Extracting and processing metals for EV batteries are particularly carbon intensive. By destroying biodiverse habitats and weakening the carbon-storage potential of the landscape, battery metal mining can bump up the carbon costs of electric vehicles. The emission impacts of EV manufacturing rise further when it takes place in countries with limited renewable energy roll-out and factories are drawing on fossil energy.
Because of all the carbon locked up in the manufacturing stages, the Tesla Model 3 still has emissions of 12.7 tonnes CO2e. This figure, however, assumes the car is using batteries manufactured in the US. The number rises to 19.5 tonnes carbon when batteries are manufactured in Asia. Since the Asian battery manufacturing industry is magnitudes bigger than the one in the US, the carbon count for an average car on the road is far more likely to be closer to the 20 tonne mark than 10.
EVs also generally use the same fossil plastics for its interiors and components as traditional cars for a good reason. A heavier vehicle has greater energy requirements and plastics offer that irresistible combination of strength, durability, easy workability, low weight and, crucially, cheapness that few if any materials currently offer.
Some even point out that EVs are a godsend for the plastics industry for this reason. Plastics are a much lighter industrial material than traditional ones like steel and aluminium and in this limited sense can contribute to a more energy-efficient car. Getting vehicle weight down is a big consideration in EV design since the battery in these makes them heavier than traditional cars.
For all these reasons, one report estimates that the plastics for EVs market is set to grow 19.7% during 2020 and 2027, tracking the huge boom in EVs expected over that decade.

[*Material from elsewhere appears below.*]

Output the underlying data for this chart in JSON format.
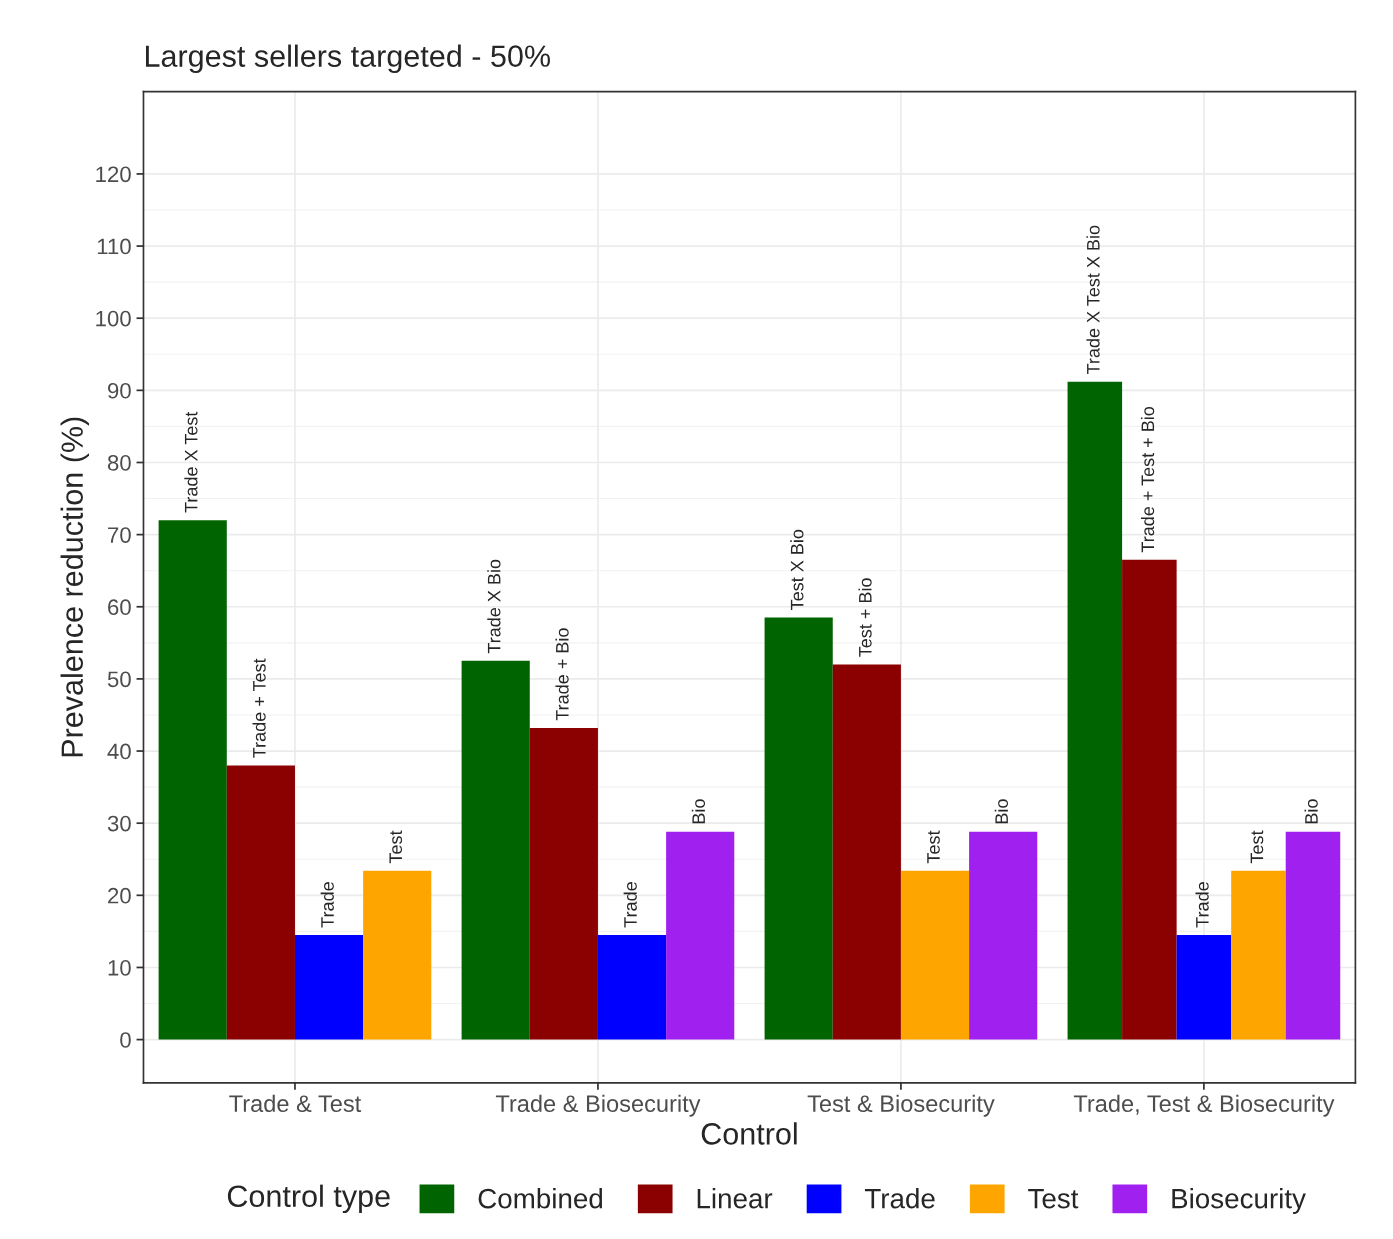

It is important therefore that bio-biased industries turn their minds and resources towards the problem of reducing manufacturing emissions in EVs.
Weaning EVs off plastics
While EVs mark a step in the right direction for the transport sector, there remains room for improvement for making this technology as emissions-light as possible.
This is important as absolute demand for personal vehicles is expected to rise dramatically over the coming decades. Where possible, emissions from the manufacturing stage should be cut and the ambition should be to achieve as close to a zero emissions car model as possible, without the need for resorting to offsetting.
By offering strong alternatives that perform on weight, mouldability, and weight, bio-based producers could close off a potentially huge growth market for the petrochemicals plastic sector in coming years.
If they can offer serious substitutes for petrochemicals, bio-based producers could leverage the sustainability ambitions of the EV industry to get their materials into cars and displace oil plastics. This is no easy task since plastics make up between 11-20% of the weight of cars and no scaled alternatives to petrochemical versions for the automotive sector have been developed yet.
Yet demand for bio-based car parts will likely increase as the industry in EV grows and its claims of offering sustainable consumption come under closer scrutiny. There is already rising interest in this, most promisingly from public procurers, who are entities capable of adding high-volume demand in a short period of time.
Researchers from BIOMOTIVE reported requests from customers among ambulance manufacturers looking for vehicle components that could easily be recycled. One client involved in tendering vehicles for transporting patients specifically enquired about the availability of seats made up of bio components, which the researchers said could indicate a future market trend.